Consumption versus conversion
Plant-based foods contain no Vitamin A, an essential vitamin for healthy vision, immune health, and reproduction4. What they do contain are carotenoids that have to be converted into vitamin A (retinol). Converting carotenoids is 12 to 14 times more difficult for the body 1. Vitamin D3 is important for brain growth and development, brain cell antioxidation, and memory support. Plants only contain vitamin D2 that can be converted into D3 in the body. The levels obtained are short-lived and hard to store in body fat1.

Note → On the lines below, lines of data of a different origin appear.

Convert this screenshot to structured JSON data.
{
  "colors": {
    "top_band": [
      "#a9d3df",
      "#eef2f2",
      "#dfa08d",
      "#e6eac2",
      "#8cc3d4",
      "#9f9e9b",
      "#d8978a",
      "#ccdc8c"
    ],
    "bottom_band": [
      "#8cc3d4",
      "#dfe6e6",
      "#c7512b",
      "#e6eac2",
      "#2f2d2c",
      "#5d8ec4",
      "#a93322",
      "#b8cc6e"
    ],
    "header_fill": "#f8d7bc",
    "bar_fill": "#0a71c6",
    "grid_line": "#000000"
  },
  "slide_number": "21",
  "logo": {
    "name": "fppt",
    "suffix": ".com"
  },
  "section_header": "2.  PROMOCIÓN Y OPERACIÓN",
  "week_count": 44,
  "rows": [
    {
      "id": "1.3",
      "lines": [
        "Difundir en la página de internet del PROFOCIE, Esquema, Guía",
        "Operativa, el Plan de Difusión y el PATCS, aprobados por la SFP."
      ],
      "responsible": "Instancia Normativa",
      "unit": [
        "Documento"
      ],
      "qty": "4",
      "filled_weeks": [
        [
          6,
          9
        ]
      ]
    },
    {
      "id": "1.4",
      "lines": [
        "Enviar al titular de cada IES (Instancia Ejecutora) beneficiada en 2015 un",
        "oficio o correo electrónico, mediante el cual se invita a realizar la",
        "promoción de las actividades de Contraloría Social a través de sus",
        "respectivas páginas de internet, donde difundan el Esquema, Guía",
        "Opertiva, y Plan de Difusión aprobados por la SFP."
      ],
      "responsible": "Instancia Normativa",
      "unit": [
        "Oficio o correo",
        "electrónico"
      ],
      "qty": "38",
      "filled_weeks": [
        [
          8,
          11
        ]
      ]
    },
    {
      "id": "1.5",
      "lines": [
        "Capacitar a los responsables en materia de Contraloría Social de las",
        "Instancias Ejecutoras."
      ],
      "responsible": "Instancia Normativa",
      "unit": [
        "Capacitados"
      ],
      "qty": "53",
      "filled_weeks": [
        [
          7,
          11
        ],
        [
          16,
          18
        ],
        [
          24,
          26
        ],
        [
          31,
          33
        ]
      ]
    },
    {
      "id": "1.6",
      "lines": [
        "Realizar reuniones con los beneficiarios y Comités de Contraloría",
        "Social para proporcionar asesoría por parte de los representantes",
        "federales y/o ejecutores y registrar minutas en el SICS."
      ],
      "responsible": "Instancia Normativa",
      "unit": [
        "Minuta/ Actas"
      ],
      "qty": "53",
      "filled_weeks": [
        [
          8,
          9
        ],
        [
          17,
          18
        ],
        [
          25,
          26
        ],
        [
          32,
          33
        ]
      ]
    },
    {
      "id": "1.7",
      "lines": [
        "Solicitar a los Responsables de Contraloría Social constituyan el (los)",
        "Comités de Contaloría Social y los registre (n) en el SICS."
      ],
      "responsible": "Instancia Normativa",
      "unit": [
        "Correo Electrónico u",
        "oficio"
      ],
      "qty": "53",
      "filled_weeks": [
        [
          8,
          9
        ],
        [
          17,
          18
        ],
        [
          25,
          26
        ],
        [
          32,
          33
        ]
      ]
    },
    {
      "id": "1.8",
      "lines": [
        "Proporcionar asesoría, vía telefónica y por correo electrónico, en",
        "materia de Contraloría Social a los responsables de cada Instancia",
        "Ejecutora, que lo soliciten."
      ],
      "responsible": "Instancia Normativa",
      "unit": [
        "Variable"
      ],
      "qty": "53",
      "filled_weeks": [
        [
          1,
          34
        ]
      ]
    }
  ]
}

Diet affects mental health
A vegan diet has almost non-existent levels of two important components; vitamin B12 and zinc. Vitamin B12 deficiency can often result in psychiatric issues. Such issues include depression, psychosis, mania, and memory problems1. Vitamin B12 is only found in meat, milk, and eggs. Pregnant women who don’t consume adequate amounts of B12 are at risk of deficiency. With a deficiency in vitamin B12, the chance of premature birth increases by 21%3. Severe and prolonged vitamin B12 deficiency is fatal1.
In 2017, a Swiss study found that 47% of vegans had inadequate levels of zinc1. Along with vitamin B12, zinc is necessary for brain and mental health. Zinc can improve mental health treatment outcomes if combined with antidepressants1.
A vegan diet can reduce fertility
Zinc works in conjunction with vitamin B12 to ensure healthy fetal development. A deficiency leaves a woman’s egg development susceptible to damage and fertilization of the egg is then impossible. Poor growth and cell division can persist for months even after supplementation has been initiated. An estimated 10 percent of couples in the United States struggle with infertility1.
The World Health Organization estimates that 17 percent of the global population is vulnerable to zinc deficiency3. As more people turn to vegan diets, that number is expected to grow. Individuals with irritable bowel syndrome, Chron’s disease, gastrointestinal disorders, and liver disease are at an increased risk of zinc deficiency3.
Conquer the challenge
The decision to transition to a vegan diet is a personal one and needs to promote balance within the body. It needs to be recognized that some animal products produce vitamins and minerals that are essential to our well-being. Without proper education and use of supplements, a diet of good faith could become fatal.
1. Ede, G. (2017, September 30). The Vegan Brain. Retrieved from https://www.psychologytoday.com/us/blog/diagnosis-diet/201709/the-vegan-brain
2. Midling, A. S. (2017, January 24). Too little food from animal sources may increase risk of preterm birth. Retrieved from https://geminiresearchnews.com/2017/01/little-food-animal-sources-may-increase-risk-preterm-birth/
3. ScienceDaily. (2018, April 14). Preconception zinc deficiency could spell bad news for fertility. Retrieved from https://www.sciencedaily.com/releases/2018/04/180424133639.htm
4. Vitamin A. (2013, June 5). Retrieved from https://ods.od.nih.gov/factsheets/VitaminA-Consumer/
One Reply to “How healthy is too healthy? The facts about veganism.”
Very informative read! And I love that you have the references backing you up-SO important! Thanks Christina!